The principal dispute in the parties’ first appeal is whether the child B.S. made progress during his time at KLSD and later at the Maplebrook School (“Maple-brook”) after the parents exercised their prerogative to place B.S. in private school. Plaintiffs contend that B.S. never made progress while at KLSD, which justifies their unilateral decision to withdraw B.S. in 2006 and place him at Maplebrook. KLSD contends that B.S. was making progress prior to 2006 and that KLSD designed an IEP for the 2006-2007 school year that complied with the requirements under the IDEA. KLSD also argues, however, that once the Plaintiffs pulled B.S. from KLSD, he showed little or no progress at Maplebrook. KLSD contends that B.S.’s lack of progress at Maplebrook justified the IEP they designed for the 2007-2008 school year. Plaintiffs counter that KLSD did not take into account any of the progress B.S. made while at Maplebrook when KLSD designed the 2007-2008 IEP, and therefore the IEP was inadequate.

To determine whether a child has made progress, we “examine the record for any ‘objective evidence’ indicating whether the child is likely to [have] ma[d]e progress or regress[ed]” during his time in the particular school. Walczak, 142 F.3d at 130 (quoting Mrs. B. v. Milford Bd. of Educ., 103 F.3d 1114, 1121 (2d Cir.1997)). In this regard, we affirm the district court’s well-reasoned, thorough decision for substantially the reasons stated therein. E.S. ex rel. B.S. v. Katonah-Lewisboro Sch. Dist., 742 F.Supp.2d 417 (S.D.N.Y.2010). The district court marshaled the evidence and determined that the record showed B.S. was making progress (despite his low test scores) during the 2004-2006 school years while at KLSD. The progress reports, along with the testimony of B.S.’s special education teacher, establish by a preponderance of the evidence that B.S. was progressing at KLSD and was likely to continue doing so if he remained there.
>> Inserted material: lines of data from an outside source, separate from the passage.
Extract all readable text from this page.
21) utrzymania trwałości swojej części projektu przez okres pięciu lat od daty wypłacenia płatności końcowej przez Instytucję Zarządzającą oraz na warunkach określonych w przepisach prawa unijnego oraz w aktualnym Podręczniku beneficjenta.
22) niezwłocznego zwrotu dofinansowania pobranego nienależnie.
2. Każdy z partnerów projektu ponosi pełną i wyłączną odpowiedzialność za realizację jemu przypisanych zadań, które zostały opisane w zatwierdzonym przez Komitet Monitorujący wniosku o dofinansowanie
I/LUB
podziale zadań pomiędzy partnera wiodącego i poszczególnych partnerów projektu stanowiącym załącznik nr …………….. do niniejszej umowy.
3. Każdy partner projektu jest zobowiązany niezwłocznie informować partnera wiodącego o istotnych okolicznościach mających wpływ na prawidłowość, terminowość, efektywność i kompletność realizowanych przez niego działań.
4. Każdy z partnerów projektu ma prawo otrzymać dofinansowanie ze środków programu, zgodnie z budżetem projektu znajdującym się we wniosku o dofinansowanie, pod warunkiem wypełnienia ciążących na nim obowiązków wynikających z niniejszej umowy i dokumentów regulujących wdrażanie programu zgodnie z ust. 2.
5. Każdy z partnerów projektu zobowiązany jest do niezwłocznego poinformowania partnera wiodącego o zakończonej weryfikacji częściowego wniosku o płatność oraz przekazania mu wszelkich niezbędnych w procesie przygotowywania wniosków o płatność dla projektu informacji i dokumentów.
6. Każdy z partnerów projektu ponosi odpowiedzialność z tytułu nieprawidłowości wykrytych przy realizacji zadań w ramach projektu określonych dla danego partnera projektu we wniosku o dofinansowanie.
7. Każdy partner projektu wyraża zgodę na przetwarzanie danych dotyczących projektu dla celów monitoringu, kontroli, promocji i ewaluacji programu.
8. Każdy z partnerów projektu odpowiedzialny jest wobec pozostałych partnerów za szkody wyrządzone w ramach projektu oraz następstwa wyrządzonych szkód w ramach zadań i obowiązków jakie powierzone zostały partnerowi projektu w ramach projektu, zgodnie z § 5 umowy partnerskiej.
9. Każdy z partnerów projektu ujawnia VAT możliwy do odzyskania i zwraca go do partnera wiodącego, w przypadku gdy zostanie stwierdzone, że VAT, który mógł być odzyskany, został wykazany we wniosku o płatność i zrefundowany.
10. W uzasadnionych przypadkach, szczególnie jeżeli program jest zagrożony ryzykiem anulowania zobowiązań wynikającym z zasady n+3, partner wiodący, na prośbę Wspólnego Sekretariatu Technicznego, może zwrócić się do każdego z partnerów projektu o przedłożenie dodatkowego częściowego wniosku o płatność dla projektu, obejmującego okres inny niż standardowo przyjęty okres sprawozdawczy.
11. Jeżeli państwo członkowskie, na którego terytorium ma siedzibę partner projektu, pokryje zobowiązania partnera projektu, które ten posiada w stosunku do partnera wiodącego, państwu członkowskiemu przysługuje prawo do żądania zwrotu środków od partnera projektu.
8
While KLSD may not have provided an ‘optimal’ education to B.S., the IDEA requires only a “basic floor of opportunity.” Rowley, 458 U.S. at 200, 102 S.Ct. 3034 (internal quotation marks omitted). We agree with the district court that the record demonstrates the school district’s IEP met the substantive requirements of the IDEA for the 2006-2007 school year.

Turning to the district court’s decision with respect to the 2007-2008 IEP, the record also included objective evidence that B.S.